Wash the leek and cut in half lengthwise. Cut the pore halves crosswise into 2 pieces each, then cut lengthwise into thin strips. Heat 500 ml oil for frying in a narrow pot to approx. 160 °C. Fry the pore strips in portions for 3-4 minutes until golden brown.
Drain the leek straw on kitchen paper and season with some salt.
Peel, wash and roughly dice the turnip. Peel and wash the potatoes and cut them into halves or quarters depending on their size. Cook potatoes and turnip in boiling salted water with turmeric for 20-25 minutes until soft.

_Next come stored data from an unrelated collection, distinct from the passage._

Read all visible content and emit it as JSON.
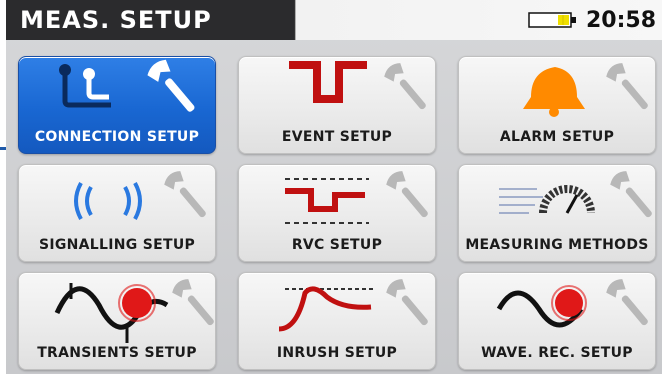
{
  "header": {
    "title": "MEAS. SETUP",
    "time": "20:58"
  },
  "icons": {
    "battery": "battery-icon",
    "wrench": "wrench-icon"
  },
  "tiles": [
    {
      "label": "CONNECTION SETUP",
      "icon": "connection-icon",
      "selected": true
    },
    {
      "label": "EVENT SETUP",
      "icon": "event-dip-icon",
      "selected": false
    },
    {
      "label": "ALARM SETUP",
      "icon": "alarm-bell-icon",
      "selected": false
    },
    {
      "label": "SIGNALLING SETUP",
      "icon": "signal-waves-icon",
      "selected": false
    },
    {
      "label": "RVC SETUP",
      "icon": "rvc-icon",
      "selected": false
    },
    {
      "label": "MEASURING METHODS",
      "icon": "measuring-gauge-icon",
      "selected": false
    },
    {
      "label": "TRANSIENTS SETUP",
      "icon": "transients-wave-icon",
      "selected": false
    },
    {
      "label": "INRUSH SETUP",
      "icon": "inrush-curve-icon",
      "selected": false
    },
    {
      "label": "WAVE. REC. SETUP",
      "icon": "sine-record-icon",
      "selected": false
    }
  ],
  "colors": {
    "active_tile": "#1967d2",
    "accent_red": "#d11414",
    "header_bg": "#2b2b2d",
    "battery_fill": "#f0e000"
  }
}
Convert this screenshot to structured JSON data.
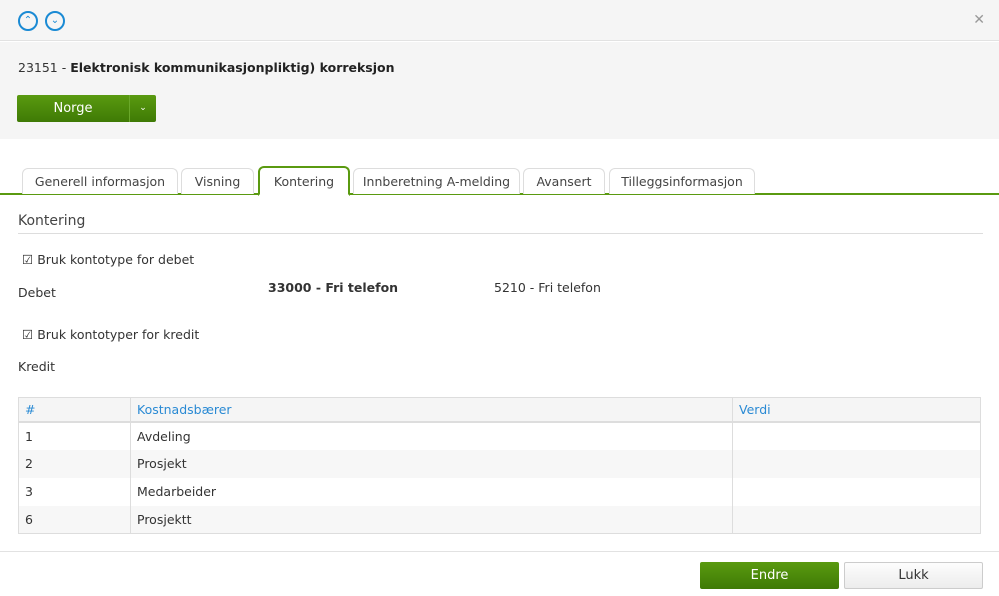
{
  "header": {
    "id": "23151",
    "separator": " - ",
    "name": "Elektronisk kommunikasjonpliktig) korreksjon"
  },
  "country_button": {
    "label": "Norge"
  },
  "tabs": [
    "Generell informasjon",
    "Visning",
    "Kontering",
    "Innberetning A-melding",
    "Avansert",
    "Tilleggsinformasjon"
  ],
  "active_tab": "Kontering",
  "section": {
    "title": "Kontering",
    "debet_check": "Bruk kontotype for debet",
    "debet_label": "Debet",
    "debet_account": "33000 - Fri telefon",
    "debet_value": "5210 - Fri telefon",
    "kredit_check": "Bruk kontotyper for kredit",
    "kredit_label": "Kredit"
  },
  "table": {
    "headers": [
      "#",
      "Kostnadsbærer",
      "Verdi"
    ],
    "rows": [
      [
        "1",
        "Avdeling",
        ""
      ],
      [
        "2",
        "Prosjekt",
        ""
      ],
      [
        "3",
        "Medarbeider",
        ""
      ],
      [
        "6",
        "Prosjektt",
        ""
      ]
    ]
  },
  "footer": {
    "edit": "Endre",
    "close": "Lukk"
  }
}
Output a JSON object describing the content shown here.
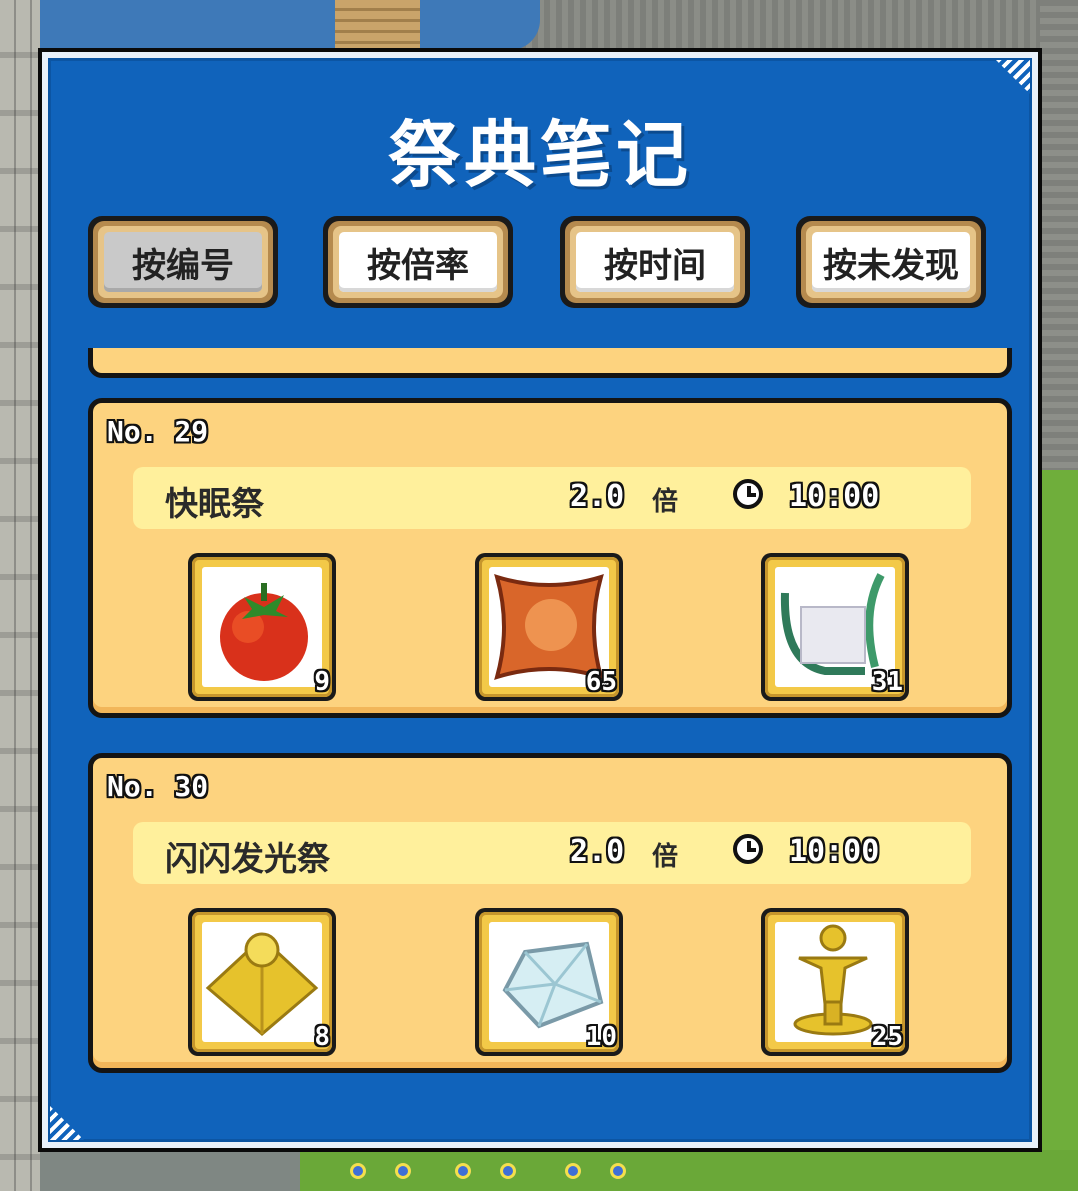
{
  "panel": {
    "title": "祭典笔记"
  },
  "sort_buttons": [
    {
      "label": "按编号",
      "active": true
    },
    {
      "label": "按倍率",
      "active": false
    },
    {
      "label": "按时间",
      "active": false
    },
    {
      "label": "按未发现",
      "active": false
    }
  ],
  "festivals": [
    {
      "number": "No. 29",
      "name": "快眠祭",
      "rate": "2.0",
      "rate_unit": "倍",
      "time": "10:00",
      "items": [
        {
          "icon": "tomato-icon",
          "count": "9"
        },
        {
          "icon": "cushion-icon",
          "count": "65"
        },
        {
          "icon": "harp-icon",
          "count": "31"
        }
      ]
    },
    {
      "number": "No. 30",
      "name": "闪闪发光祭",
      "rate": "2.0",
      "rate_unit": "倍",
      "time": "10:00",
      "items": [
        {
          "icon": "gold-pyramid-icon",
          "count": "8"
        },
        {
          "icon": "diamond-icon",
          "count": "10"
        },
        {
          "icon": "gold-statue-icon",
          "count": "25"
        }
      ]
    }
  ]
}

Dab meat dry and season with salt. Heat 2 tablespoons of oil in two pans. Fry the meat for 5-6 minutes while turning. Take out, wrap in aluminium foil and let it rest in a warm place for about 10 minutes.
Add approx. 100 ml water and wine, bring to the boil and simmer at low heat for approx. 10 minutes.
Wash parsley, shake dry, pluck off leaves and chop. Drain potatoes and turnip. Heat milk, curry, chilli and butter, add to the pot with potatoes and turnip and mash to a puree.
Stir in parsley, season mashed potatoes with salt and nutmeg. Season meat with pepper and cut into slices. Arrange mashed meat and sauce, garnish with leek straw.